In August 2013, 11 ‘Steve Jobs schools’ opened in The Netherlands in honour of the former Apple CEO who, say colleagues, planned to radically change schools but died before he could do so.

One thousand children will attend the schools, all of them naturally, with their own iPad. But there are no books, backpacks, blackboards, chalk or classrooms, class teachers, formal classes, lesson plans, seating charts, pens, teachers in front of rows of desks, schedules, parent-teacher meetings, grades, break bells, fixed school days or school holidays. Instead, children use their iPads to do exactly what they want to do.
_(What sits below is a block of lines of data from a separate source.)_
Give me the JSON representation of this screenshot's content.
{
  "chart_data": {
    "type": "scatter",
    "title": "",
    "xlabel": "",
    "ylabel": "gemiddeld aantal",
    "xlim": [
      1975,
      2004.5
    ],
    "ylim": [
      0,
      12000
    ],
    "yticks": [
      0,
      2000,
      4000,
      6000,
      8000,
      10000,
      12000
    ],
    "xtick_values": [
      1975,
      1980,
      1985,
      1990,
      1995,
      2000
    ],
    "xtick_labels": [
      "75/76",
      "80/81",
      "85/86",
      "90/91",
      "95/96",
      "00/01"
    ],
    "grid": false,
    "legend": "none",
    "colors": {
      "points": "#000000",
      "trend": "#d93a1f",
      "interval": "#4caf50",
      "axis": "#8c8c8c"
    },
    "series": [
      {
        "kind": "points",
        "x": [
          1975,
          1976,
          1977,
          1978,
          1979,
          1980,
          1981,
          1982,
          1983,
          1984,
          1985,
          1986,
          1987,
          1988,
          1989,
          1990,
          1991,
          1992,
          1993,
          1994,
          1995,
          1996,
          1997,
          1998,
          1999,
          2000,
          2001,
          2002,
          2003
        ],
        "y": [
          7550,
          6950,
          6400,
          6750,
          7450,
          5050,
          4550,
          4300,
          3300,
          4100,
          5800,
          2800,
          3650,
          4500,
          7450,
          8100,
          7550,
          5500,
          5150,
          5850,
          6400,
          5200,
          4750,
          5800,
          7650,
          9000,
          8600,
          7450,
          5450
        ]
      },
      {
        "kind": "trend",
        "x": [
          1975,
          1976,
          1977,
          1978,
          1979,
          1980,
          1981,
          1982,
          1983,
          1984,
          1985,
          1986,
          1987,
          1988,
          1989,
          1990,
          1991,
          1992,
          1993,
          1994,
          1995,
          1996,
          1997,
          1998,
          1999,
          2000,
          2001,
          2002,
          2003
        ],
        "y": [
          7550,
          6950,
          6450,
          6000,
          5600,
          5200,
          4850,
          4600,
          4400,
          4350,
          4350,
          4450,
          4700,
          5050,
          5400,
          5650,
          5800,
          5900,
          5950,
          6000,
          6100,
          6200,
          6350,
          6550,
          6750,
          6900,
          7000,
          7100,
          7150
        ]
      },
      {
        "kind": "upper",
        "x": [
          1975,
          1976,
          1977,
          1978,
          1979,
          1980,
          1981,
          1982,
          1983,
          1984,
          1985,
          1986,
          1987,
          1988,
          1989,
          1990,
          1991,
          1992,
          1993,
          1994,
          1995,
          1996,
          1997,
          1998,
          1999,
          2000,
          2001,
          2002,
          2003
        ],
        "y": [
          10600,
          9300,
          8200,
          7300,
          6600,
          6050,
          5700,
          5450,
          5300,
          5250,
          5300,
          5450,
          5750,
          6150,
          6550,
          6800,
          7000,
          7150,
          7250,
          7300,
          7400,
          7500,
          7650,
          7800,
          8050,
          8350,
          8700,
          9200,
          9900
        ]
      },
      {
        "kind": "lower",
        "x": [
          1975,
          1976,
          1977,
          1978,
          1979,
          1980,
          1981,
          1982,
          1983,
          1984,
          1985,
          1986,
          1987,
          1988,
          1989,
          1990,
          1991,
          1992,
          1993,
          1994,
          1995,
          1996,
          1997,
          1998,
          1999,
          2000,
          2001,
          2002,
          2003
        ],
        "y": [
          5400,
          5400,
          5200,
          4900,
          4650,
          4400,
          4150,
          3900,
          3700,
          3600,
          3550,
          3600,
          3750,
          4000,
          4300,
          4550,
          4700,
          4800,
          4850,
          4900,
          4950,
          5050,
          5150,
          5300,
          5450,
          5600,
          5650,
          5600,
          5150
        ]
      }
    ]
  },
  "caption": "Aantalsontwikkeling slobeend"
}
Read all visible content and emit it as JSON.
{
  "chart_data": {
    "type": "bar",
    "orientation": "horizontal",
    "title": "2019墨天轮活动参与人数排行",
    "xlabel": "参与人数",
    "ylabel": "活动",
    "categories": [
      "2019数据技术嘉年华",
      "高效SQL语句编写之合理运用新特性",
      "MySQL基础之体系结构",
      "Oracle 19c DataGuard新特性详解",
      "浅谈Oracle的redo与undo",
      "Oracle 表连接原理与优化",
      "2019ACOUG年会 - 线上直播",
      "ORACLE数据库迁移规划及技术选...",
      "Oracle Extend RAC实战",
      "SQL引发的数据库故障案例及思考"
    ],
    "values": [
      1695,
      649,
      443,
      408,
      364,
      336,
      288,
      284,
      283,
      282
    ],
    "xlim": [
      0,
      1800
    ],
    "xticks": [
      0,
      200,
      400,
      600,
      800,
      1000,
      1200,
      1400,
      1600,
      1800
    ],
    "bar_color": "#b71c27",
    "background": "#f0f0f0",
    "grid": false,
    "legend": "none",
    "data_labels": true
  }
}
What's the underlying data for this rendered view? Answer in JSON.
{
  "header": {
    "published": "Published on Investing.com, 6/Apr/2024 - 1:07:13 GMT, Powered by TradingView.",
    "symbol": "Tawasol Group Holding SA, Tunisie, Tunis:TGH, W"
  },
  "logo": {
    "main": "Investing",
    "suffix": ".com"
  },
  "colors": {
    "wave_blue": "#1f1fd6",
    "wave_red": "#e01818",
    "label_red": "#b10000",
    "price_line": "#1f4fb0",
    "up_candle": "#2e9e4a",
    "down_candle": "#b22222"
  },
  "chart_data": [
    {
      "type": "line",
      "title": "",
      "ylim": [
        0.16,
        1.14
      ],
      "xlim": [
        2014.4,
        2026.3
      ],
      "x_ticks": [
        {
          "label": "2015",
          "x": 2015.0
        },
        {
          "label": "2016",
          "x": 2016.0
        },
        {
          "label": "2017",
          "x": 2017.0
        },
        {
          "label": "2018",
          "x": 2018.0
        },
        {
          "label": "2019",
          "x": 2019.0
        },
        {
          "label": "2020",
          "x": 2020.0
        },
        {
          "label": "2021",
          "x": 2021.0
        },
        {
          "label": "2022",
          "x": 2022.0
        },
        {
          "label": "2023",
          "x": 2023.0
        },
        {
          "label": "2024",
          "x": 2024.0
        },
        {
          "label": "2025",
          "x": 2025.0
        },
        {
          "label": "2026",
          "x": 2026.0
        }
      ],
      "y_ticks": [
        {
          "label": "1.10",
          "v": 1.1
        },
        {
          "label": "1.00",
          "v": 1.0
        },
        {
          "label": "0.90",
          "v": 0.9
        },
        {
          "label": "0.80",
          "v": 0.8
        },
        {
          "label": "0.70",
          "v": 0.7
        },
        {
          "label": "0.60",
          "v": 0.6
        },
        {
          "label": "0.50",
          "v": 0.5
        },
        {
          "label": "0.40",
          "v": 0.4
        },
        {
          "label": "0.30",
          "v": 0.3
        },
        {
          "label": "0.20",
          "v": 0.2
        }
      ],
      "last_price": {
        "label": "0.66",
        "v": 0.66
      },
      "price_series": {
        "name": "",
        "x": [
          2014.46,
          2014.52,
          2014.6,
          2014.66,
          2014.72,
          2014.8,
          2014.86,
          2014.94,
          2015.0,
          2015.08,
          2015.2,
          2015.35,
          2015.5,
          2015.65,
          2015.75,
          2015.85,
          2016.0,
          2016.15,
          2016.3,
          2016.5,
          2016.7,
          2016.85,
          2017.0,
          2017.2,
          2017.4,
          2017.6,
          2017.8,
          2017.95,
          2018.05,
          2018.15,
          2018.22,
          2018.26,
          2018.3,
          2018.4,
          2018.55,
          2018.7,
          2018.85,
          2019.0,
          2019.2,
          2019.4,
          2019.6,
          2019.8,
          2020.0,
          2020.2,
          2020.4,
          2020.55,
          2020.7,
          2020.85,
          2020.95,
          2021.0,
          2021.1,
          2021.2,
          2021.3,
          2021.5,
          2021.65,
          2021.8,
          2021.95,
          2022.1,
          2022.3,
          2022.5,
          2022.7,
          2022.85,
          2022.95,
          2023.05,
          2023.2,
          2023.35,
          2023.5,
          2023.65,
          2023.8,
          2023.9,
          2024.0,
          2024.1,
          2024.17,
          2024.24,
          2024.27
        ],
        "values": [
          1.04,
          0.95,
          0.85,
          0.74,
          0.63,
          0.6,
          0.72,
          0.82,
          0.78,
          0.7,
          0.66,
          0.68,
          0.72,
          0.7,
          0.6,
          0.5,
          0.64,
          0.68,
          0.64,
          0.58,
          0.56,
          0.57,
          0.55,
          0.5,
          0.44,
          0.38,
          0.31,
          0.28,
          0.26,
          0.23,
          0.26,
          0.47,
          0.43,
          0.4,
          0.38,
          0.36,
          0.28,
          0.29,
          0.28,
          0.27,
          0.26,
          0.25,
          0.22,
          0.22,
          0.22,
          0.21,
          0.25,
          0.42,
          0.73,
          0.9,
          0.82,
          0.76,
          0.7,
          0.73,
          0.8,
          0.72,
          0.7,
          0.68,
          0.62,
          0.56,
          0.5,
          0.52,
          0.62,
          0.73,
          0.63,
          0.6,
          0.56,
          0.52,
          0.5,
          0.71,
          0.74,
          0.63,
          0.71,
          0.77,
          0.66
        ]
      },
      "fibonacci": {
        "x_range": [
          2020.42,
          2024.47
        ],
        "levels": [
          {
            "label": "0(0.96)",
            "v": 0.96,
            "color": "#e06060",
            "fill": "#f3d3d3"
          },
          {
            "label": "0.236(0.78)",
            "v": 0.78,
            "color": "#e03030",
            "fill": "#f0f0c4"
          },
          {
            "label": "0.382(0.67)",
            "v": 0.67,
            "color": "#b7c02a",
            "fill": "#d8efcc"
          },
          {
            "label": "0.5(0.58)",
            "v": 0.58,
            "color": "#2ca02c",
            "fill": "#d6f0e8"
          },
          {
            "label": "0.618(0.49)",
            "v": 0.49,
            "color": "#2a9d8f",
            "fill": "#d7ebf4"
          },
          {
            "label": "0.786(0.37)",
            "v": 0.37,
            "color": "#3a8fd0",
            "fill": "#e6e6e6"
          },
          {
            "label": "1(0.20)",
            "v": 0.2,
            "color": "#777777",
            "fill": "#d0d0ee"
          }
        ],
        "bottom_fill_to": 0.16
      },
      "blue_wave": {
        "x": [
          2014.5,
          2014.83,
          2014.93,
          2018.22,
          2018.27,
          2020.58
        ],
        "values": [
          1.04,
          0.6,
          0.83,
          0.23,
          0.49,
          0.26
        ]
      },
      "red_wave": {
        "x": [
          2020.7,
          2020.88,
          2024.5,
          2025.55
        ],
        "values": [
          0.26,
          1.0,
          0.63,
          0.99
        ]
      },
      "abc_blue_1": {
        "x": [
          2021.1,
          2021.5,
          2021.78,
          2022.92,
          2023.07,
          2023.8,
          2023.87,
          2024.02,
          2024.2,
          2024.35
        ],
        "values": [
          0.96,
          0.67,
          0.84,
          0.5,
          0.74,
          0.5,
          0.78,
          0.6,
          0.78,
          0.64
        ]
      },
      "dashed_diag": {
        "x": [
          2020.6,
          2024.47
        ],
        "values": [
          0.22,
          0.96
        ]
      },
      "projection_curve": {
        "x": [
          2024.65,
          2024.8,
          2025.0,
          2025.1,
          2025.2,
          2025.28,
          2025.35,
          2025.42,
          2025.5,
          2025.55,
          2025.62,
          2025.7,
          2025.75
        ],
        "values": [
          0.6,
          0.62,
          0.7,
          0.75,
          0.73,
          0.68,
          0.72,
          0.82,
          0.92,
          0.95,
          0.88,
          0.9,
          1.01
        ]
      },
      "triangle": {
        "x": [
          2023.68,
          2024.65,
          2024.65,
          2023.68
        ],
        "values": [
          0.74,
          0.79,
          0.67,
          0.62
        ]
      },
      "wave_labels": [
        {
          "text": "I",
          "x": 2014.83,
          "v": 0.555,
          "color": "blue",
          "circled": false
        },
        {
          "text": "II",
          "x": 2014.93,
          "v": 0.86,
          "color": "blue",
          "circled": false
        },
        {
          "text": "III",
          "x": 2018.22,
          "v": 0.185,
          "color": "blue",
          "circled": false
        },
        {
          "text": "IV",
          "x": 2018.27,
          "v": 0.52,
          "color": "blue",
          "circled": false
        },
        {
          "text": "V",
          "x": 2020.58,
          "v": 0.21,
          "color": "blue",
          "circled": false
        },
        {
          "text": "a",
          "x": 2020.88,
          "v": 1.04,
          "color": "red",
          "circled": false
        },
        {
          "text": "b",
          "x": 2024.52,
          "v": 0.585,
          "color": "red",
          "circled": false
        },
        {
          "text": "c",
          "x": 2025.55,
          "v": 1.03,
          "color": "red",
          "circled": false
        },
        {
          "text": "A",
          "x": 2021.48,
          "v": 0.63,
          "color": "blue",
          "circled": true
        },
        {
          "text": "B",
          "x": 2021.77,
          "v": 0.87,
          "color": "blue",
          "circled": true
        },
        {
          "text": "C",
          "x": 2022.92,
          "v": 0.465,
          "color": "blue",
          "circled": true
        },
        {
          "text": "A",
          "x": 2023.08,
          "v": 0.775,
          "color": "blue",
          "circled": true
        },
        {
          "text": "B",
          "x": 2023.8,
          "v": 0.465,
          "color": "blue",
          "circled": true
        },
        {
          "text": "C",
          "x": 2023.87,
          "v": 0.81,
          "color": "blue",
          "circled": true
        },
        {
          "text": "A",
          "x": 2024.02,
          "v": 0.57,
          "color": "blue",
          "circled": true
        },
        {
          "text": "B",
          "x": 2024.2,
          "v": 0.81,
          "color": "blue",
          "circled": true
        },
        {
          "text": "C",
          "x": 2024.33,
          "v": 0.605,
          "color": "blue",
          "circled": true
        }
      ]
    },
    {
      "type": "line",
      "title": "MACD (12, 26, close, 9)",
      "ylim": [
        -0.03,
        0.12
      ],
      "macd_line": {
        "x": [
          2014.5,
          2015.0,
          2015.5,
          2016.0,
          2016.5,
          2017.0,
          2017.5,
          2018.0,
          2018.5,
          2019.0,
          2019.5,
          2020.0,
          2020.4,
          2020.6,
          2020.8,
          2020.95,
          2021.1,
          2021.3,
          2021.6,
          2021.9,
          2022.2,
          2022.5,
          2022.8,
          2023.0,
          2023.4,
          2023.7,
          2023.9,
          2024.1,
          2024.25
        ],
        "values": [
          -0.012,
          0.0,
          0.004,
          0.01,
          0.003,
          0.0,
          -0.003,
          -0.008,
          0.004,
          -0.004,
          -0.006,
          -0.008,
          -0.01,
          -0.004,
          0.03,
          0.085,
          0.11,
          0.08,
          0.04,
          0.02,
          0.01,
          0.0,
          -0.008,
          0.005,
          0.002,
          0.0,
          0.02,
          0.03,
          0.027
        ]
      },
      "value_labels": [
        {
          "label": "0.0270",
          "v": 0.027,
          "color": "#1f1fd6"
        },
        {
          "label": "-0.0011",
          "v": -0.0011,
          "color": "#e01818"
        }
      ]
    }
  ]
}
One Steve Jobs school is in Breda, a town near Rotterdam.

Gertjan Kleinpaste, the principal, is looking forward to life in the still incomplete light-filled building. In his previous school, there were only three computers. At his new school, the gates open at 07:30 and close at 18:30. The only time it is mandatory for children to be there is during the ‘core period’, from 10:30 to 15:00. The only times school will close will be over Christmas and New Year’s.

At each Steve Jobs school, children select a preloaded learning app on their iPad, now an interactive multimedia textbook. Only occasionally will an adult step in to facilitate. The rest of the time, the app in question will direct the students’ learning, allowing each child to reach new levels at their own pace. In between, children engage in physical play and good oldfashioned drawing. Students at the Steve Jobs schools can continue working whenever and wherever they are, but the device will continuously inform teachers and parents what their child is doing and their level of mastery, among other things. If an app isn’t satisfactory, the school will replace it with another from the Apple online store.

Every six weeks, teachers and parents will gather via Skype to decide which core skills should be mastered over the next learning period.

The man behind the Steve Jobs schools is well known in The Netherlands. Maurice de Hond has been involved with computers since 1965 and within weeks of Jobs’ death, De Hond and supporters had created a manifesto for future iPad schools and began to create blueprints for establishing the iPad schools – a process that is relatively easy in The Netherlands.